Hotels do not operate efficiently if airlines do not.

This week Irish airline Aer Lingus was criticized when a passenger sent photos to the Irish Times of his full flight from Belfast to London in which there appeared no notion of social distancing.

Aer Lingus said it would review the situation and add more flights on routes so that such situations do not occur again while the coronavirus does not have a vaccine. But of course a business person and his or her accountant might decide it is an altogether easier decision just to ground the entire fleet.

That would not help hotels, although everyone agrees that health comes first—I am pretty sure everyone agrees on that?

One of Hotel News Now’s longest-serving contributors, globe-trotting Tamara Thiessen, was in Australia when the pandemic stopped everyone going pretty much anywhere.

On 20 April, she managed to fly to her home in Paris, but she told me that there was no social distancing on her Qatar Airways flight from Sydney.

Thiessen said long-haul flights are no fun at the best of times, but she was extremely anxious at the idea of being crammed in an airplane for 22 hours with hundreds of other potentially sick passengers.

“All social-distancing rules (flew) out the window the minute we climbed on board,” she said.

Passengers do have the option to stay put of course, but there are genuine reasons for being elsewhere, and Thiessen said that Qatar’s “We will get you home” drive that has dominated the skies on many global routes over past weeks has resulted in few seats left empty.

Airports have got it right, she said, but then airplanes simply are narrower spaces.

“From strictly enforced social distancing in the almost empty airport departure hall in Sydney, I find myself shoulder to shoulder with other passengers on board.

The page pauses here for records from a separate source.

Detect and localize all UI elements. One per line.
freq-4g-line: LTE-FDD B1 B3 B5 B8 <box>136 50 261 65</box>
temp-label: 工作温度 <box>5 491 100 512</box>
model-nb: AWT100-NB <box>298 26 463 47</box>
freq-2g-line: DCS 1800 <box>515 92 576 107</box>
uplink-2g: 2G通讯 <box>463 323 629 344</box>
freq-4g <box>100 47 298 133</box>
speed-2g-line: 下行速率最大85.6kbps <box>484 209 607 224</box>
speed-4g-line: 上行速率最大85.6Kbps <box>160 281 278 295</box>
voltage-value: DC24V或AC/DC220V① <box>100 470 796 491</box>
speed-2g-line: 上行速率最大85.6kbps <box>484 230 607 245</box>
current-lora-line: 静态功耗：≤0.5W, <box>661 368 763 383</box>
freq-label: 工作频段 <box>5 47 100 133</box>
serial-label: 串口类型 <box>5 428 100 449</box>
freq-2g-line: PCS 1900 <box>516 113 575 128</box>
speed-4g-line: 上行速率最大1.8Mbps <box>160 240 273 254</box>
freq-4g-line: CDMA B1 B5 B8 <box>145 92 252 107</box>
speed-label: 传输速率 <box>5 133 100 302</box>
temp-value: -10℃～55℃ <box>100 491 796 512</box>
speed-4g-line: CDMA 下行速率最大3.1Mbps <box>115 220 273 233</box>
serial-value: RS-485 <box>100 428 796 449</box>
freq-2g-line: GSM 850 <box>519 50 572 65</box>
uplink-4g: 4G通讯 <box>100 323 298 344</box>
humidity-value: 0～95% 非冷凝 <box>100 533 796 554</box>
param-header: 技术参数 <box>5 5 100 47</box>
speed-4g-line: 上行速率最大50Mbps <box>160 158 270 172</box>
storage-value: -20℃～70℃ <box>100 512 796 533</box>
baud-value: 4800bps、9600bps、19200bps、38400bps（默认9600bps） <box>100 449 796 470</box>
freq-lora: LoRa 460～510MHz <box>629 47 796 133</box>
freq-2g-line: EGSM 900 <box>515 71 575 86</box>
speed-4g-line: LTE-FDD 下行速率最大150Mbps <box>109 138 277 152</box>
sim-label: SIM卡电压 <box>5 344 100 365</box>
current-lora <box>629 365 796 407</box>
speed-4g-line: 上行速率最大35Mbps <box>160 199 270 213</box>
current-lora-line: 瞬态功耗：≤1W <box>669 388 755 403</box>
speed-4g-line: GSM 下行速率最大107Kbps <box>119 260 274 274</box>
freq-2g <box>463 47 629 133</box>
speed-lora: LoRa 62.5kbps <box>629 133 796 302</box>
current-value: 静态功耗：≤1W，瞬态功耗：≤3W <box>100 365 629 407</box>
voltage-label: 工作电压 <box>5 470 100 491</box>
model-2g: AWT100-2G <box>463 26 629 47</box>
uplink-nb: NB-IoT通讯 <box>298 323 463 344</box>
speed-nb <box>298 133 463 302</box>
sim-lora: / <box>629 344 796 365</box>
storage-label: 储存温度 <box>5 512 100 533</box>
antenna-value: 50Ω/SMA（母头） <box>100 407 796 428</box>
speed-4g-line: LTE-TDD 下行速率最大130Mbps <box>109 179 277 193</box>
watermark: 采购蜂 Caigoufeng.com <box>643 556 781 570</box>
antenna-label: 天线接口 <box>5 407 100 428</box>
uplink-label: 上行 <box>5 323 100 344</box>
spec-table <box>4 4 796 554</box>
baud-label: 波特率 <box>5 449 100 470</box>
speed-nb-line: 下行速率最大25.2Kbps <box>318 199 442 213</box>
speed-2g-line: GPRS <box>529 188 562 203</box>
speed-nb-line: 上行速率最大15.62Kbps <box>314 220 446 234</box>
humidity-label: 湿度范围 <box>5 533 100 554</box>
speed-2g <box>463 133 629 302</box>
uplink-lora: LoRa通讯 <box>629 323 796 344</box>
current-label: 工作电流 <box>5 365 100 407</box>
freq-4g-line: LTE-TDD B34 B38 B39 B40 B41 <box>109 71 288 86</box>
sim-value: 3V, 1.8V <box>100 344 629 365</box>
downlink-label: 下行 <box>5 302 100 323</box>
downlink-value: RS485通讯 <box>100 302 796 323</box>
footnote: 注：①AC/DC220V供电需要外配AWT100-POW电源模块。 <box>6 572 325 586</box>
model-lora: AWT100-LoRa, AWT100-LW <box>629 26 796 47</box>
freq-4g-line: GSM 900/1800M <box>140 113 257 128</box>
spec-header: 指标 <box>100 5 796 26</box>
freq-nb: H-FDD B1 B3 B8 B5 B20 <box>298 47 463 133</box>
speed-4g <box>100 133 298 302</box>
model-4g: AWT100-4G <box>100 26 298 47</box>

The only empty spots appeared to be in business and first class,” she said.

Thiessen said she understood airlines’ business models, particularly in these blighted times, require them to fill all seats, but concluded cramming people on planes still seems to fly in the face of the whole social-distancing policy everyone is practicing in all other walks of life.

Again, passengers had a choice.

“The airline is upfront about this,” she added. “Social distancing on board, (Qatar said) in a press release will be ensured only ‘where possible, especially on flights with lighter loads.’”

Hoteliers will have to come to difficult decisions when things come back a little to live, especially as some governments’ advice and regulations leave lots to the imagination.

In the United Kingdom, for instance, we can exercise once a day. The advice is that people should not drive for longer than they are intending to exercise for, but I am currently training for a 100-mile run, which I plan on doing in less than 24 hours. That means effectively I could be out all the time.

Every day reports surface in the U.K. of the police handing people fines for breaching the rules, such as the couple who drove 135 miles to the sea in order to smell the sea. But who is to say that need is not the difference between having a breakdown and avoiding one. While sacrifices simply must be made—and are being made—by everyone, there are a lot of gray areas in the regulations.

In Spain, hotels can reopen on 11 May, although as I write this, its Parliament is discussing extending the lockdown due to its death rate rising for at least one day, not falling.

The reopening rules are very confusing, and each hotel is different, which makes deciding how many rooms to rent while keeping social distancing very difficult. The current rules suggest hotels in Spain will be only able to open 50% of outdoor restaurant, bar and public spaces, which according to Spanish hoteliers is a disastrous outcome.

I want to go back to traveling, but I do not want to make other people sick, including myself. Hoteliers and airline chiefs do not want that either, but how to engage social distancing, health protocols and passenger safety properly across the entire customer journey in which the amount of space—from the taxi to the airport lobby to the airport lounge to the gate queue to the interior of the plane to a taxi in another country to a hotel lobby to an elevator and to a room—expands and contracts with every step is a small nightmare.

Roll on a vaccine, I guess. Or local travel.